Rise in Core Inflation | Current Market Sentiment

There is no trade call for the session. Yesterday’s NY session saw the Fed keep rates on hold as expected, however the overall communication was much more dovish than the market anticipated in light of the recent rise in core inflation.

Current Market Sentiment:

The Fed’s dot-plot rate forecasts were downgraded from seeing an average of four hikes through 2016 in December, to now only two. This was below the markets expectations of a revision to three hikes for this year. Growth and inflation forecasts were also downgraded. Further, the statement focused on downside risks and appeared to completely dismiss the rise in core CPI to 2.3% and core PCE to 1.7%. The statement said that “Inflation is expected to remain low in the near term, in part because of earlier declines in energy prices”. Clearly, this refers to headline inflation and the Fed have stated repeatedly and have written on their website that they do not pay much attention to headline inflation but rather core measures to assess underlying inflation trends. During the press conference Yellen referred to the marked rise in core inflation as potentially caused by transitory factors; “Core inflation (which excludes energy and food prices) has also picked up, although it remains to be seen if this firming will be sustained.” The communication also cited lower global growth and lack of sustained rise in wage inflation. Nevertheless, April remains a live meeting and the trend in core inflation between now and then will be the key determinant of when they next raise rates. The USD sold-off across the board.

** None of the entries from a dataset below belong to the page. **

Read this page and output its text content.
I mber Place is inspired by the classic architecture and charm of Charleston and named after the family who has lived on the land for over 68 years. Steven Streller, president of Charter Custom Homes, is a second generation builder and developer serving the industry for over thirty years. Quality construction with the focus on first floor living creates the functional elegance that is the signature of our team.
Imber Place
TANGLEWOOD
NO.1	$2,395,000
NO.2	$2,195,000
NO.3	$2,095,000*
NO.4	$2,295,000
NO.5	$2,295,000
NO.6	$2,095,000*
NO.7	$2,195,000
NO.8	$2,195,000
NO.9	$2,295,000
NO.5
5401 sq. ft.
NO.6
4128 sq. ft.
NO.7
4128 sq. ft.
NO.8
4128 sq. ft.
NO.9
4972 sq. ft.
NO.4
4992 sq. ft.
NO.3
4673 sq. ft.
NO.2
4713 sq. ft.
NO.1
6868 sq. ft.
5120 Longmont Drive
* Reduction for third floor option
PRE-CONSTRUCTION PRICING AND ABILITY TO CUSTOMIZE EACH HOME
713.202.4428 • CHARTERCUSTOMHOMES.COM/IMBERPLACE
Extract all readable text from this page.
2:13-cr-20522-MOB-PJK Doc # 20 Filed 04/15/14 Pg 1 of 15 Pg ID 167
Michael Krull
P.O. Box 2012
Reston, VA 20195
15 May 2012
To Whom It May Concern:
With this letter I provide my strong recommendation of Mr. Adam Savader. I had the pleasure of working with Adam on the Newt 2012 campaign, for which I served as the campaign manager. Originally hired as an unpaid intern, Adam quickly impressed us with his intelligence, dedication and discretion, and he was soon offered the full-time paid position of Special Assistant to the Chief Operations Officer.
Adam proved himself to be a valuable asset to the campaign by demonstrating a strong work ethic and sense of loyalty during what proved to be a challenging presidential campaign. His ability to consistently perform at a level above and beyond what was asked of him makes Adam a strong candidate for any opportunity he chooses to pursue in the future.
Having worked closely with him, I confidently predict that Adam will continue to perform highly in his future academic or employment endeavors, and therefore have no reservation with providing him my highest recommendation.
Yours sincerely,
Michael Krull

During the Asian session, GDP from New Zealand beat estimates at 0.9% for the fourth quarter, above 0.7% expected. For 2015, growth was at 2.3% above the expected 2.1%. Kiwi rallied a further 65 pips to extend on its rally, up over 200 pips from pre-FOMC lows.

The Aussie also saw further upside on employment data; the unemployment rate dropped to 5.8% below expected 6.0%, however only 300 jobs were added, below the estimated gain of 11,000. 15,900 full time jobs were added. The drop in the jobless rate was enough to keep the Aussie buoyed, up nearly 200 pips from yesterday’s lows.

Ahead we have the monetary policy announcement from the SNB, Eurozone CPI and MPC minutes from the BoE.